There were three birth registrations in Pinczow that I examined in Cyrillic, and discovered that in all, very clearly, the mother’s maiden name spelled PRAJS, not PRASA. Perhaps I found a new cousin! The researcher, however, was adamant that her ancestor’s surname PRASA, and here’s what I found: In the Dzialoszyce records, the same mother was indeed shown with the maiden name PRASA.  So why did the Pinczow clerk write “PRAJS?”

The PRASA were an indigenous Dzialoszyce Clan and appear in the Dzialoszyce Book of Permanent Residents. There were PRAJS in Dzialoszyce as well, but they were permanent residents of Wislica. In Pinczow, the surname PRAJS was common, but there isn’t a single family with the surname PRASA appearing in 100 years of records from that town. There are many PRAJS (who settled early in Pinczow but migrated from Wislica). So the Pinczow clerk was very familiar only the surname “PRAJS” and that’s what he heard when these birth testimonies were given and that’s what he wrote.

This is how the name PRASA is spelled in Russian, taken from a Dzialoszyce birth registration.
This is how the name PRAJS is spelled in Russian, taken from a Pinczów birth registration.

Spelling is Irrelevant (in Polish Archive records)

Polish clerks were often very creative in their spelling of names – both given names and surnames. It wasn’t really their fault; the mother tongue of many Jews living in Poland was Yiddish, and while they might have spoken the local language, few probably wrote it.

This helped my personal research in realizing that my grandmother’s maiden name was spelled in Polish in varied ways at various times. The same couple might have had children’s births or marriages or deaths written as “PRAJS” or “PREIS” or “PRAIS.” But in Hebrew, it was more consistent, usually with two “yuds” and sometimes with one.

My fifth cousin Dana Preis and I first made contact several years ago. He recounted the incredible story of our connection: SEARCHING FOR PREIS AND FINDING PRAJS.

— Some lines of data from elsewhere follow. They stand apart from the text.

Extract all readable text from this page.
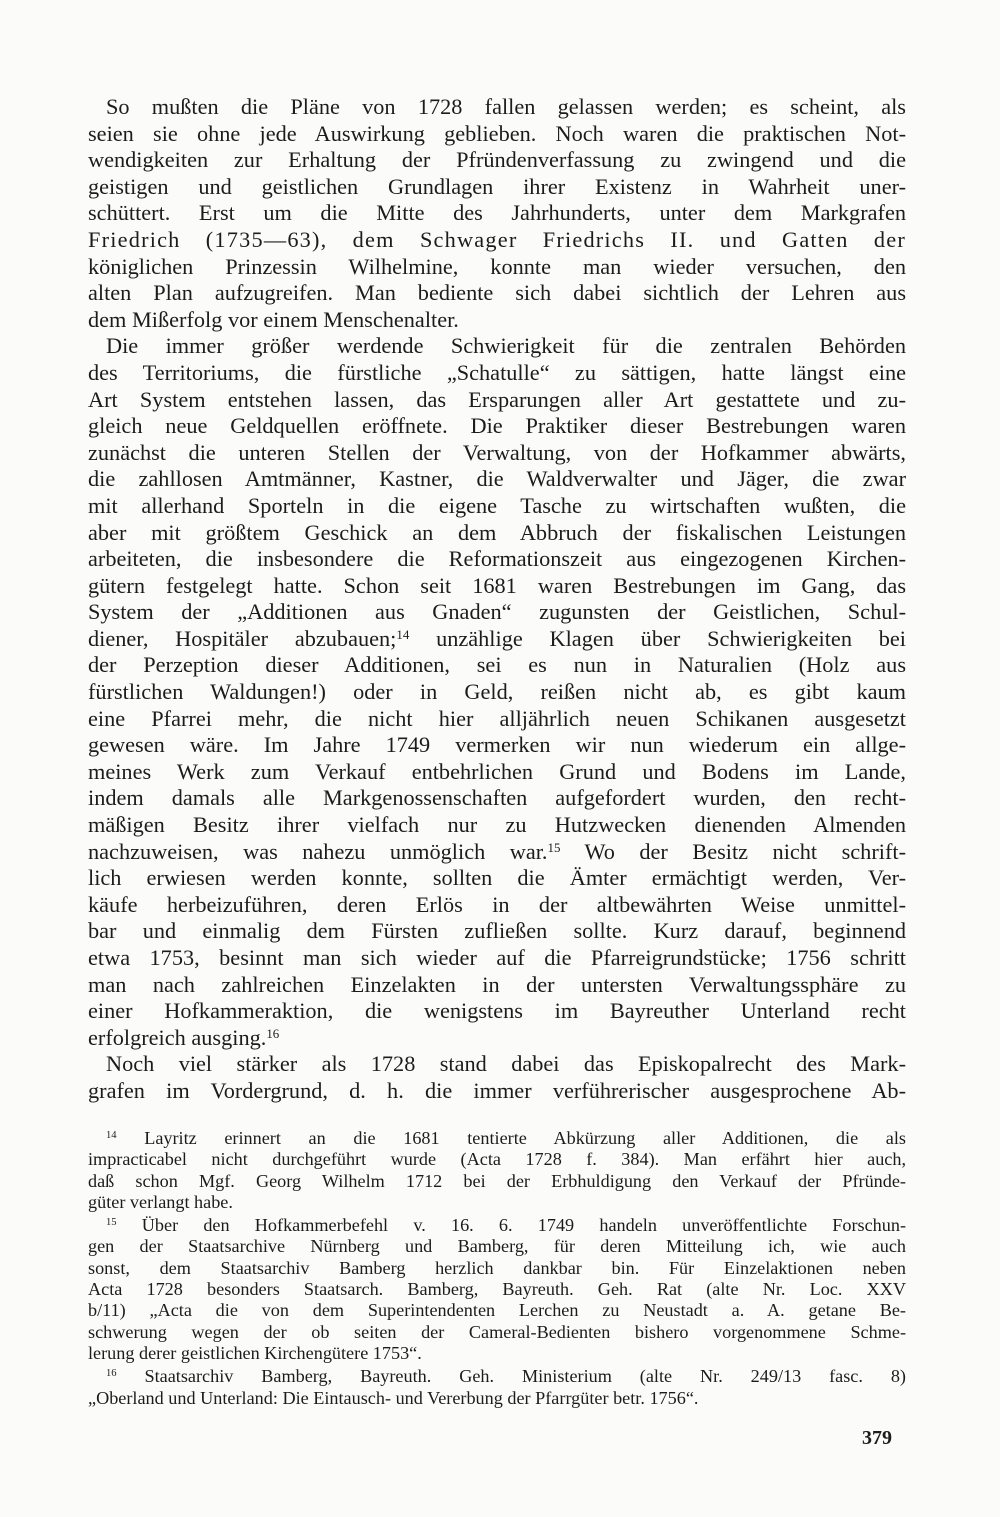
So mußten die Pläne von 1728 fallen gelassen werden; es scheint, als
seien sie ohne jede Auswirkung geblieben. Noch waren die praktischen Not-
wendigkeiten zur Erhaltung der Pfründenverfassung zu zwingend und die
geistigen und geistlichen Grundlagen ihrer Existenz in Wahrheit uner-
schüttert. Erst um die Mitte des Jahrhunderts, unter dem Markgrafen
Friedrich (1735—63), dem Schwager Friedrichs II. und Gatten der
königlichen Prinzessin Wilhelmine, konnte man wieder versuchen, den
alten Plan aufzugreifen. Man bediente sich dabei sichtlich der Lehren aus
dem Mißerfolg vor einem Menschenalter.

Die immer größer werdende Schwierigkeit für die zentralen Behörden
des Territoriums, die fürstliche „Schatulle“ zu sättigen, hatte längst eine
Art System entstehen lassen, das Ersparungen aller Art gestattete und zu-
gleich neue Geldquellen eröffnete. Die Praktiker dieser Bestrebungen waren
zunächst die unteren Stellen der Verwaltung, von der Hofkammer abwärts,
die zahllosen Amtmänner, Kastner, die Waldverwalter und Jäger, die zwar
mit allerhand Sporteln in die eigene Tasche zu wirtschaften wußten, die
aber mit größtem Geschick an dem Abbruch der fiskalischen Leistungen
arbeiteten, die insbesondere die Reformationszeit aus eingezogenen Kirchen-
gütern festgelegt hatte. Schon seit 1681 waren Bestrebungen im Gang, das
System der „Additionen aus Gnaden“ zugunsten der Geistlichen, Schul-
diener, Hospitäler abzubauen;$^{14}$ unzählige Klagen über Schwierigkeiten bei
der Perzeption dieser Additionen, sei es nun in Naturalien (Holz aus
fürstlichen Waldungen!) oder in Geld, reißen nicht ab, es gibt kaum
eine Pfarrei mehr, die nicht hier alljährlich neuen Schikanen ausgesetzt
gewesen wäre. Im Jahre 1749 vermerken wir nun wiederum ein allge-
meines Werk zum Verkauf entbehrlichen Grund und Bodens im Lande,
indem damals alle Markgenossenschaften aufgefordert wurden, den recht-
mäßigen Besitz ihrer vielfach nur zu Hutzwecken dienenden Almenden
nachzuweisen, was nahezu unmöglich war.$^{15}$ Wo der Besitz nicht schrift-
lich erwiesen werden konnte, sollten die Ämter ermächtigt werden, Ver-
käufe herbeizuführen, deren Erlös in der altbewährten Weise unmittel-
bar und einmalig dem Fürsten zufließen sollte. Kurz darauf, beginnend
etwa 1753, besinnt man sich wieder auf die Pfarreigrundstücke; 1756 schritt
man nach zahlreichen Einzelakten in der untersten Verwaltungssphäre zu
einer Hofkammeraktion, die wenigstens im Bayreuther Unterland recht
erfolgreich ausging.$^{16}$

Noch viel stärker als 1728 stand dabei das Episkopalrecht des Mark-
grafen im Vordergrund, d. h. die immer verführerischer ausgesprochene Ab-

$^{14}$ Layritz erinnert an die 1681 tentierte Abkürzung aller Additionen, die als
impracticabel nicht durchgeführt wurde (Acta 1728 f. 384). Man erfährt hier auch,
daß schon Mgf. Georg Wilhelm 1712 bei der Erbhuldigung den Verkauf der Pfründe-
güter verlangt habe.
$^{15}$ Über den Hofkammerbefehl v. 16. 6. 1749 handeln unveröffentlichte Forschun-
gen der Staatsarchive Nürnberg und Bamberg, für deren Mitteilung ich, wie auch
sonst, dem Staatsarchiv Bamberg herzlich dankbar bin. Für Einzelaktionen neben
Acta 1728 besonders Staatsarch. Bamberg, Bayreuth. Geh. Rat (alte Nr. Loc. XXV
b/11) „Acta die von dem Superintendenten Lerchen zu Neustadt a. A. getane Be-
schwerung wegen der ob seiten der Cameral-Bedienten bishero vorgenommene Schme-
lerung derer geistlichen Kirchengütere 1753“.
$^{16}$ Staatsarchiv Bamberg, Bayreuth. Geh. Ministerium (alte Nr. 249/13 fasc. 8)
„Oberland und Unterland: Die Eintausch- und Vererbung der Pfarrgüter betr. 1756“.
379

We knew by dint of the town of origin that we had to be from the same family – but how? Two resources locked the pieces into place: the YadVashem site with its database of Shoah victims’ names, and JRI-Poland, the organization that extracts into English the vital details of Jewish vital records and enables searching these details. A Yad Vashem database search found testimonies for Dana’s father Zelig’s father and Zelig’s aunts and uncles, submitted by Dana’s grandfather’s first cousin. With the assistance of JRI-Poland, we found the vital records (housed in the Polish State Archives Civil Records Office) with birth registrations of Zelig and his siblings, confirming their parentage.

While Zelig’s father’s cousin was no longer alive, her children lived in Israel – Zelig’s second cousins. What I found extraordinary, and bit surreal, is that Dana and his newly discovered cousin both had a daughter born on the exact same day of the exact year.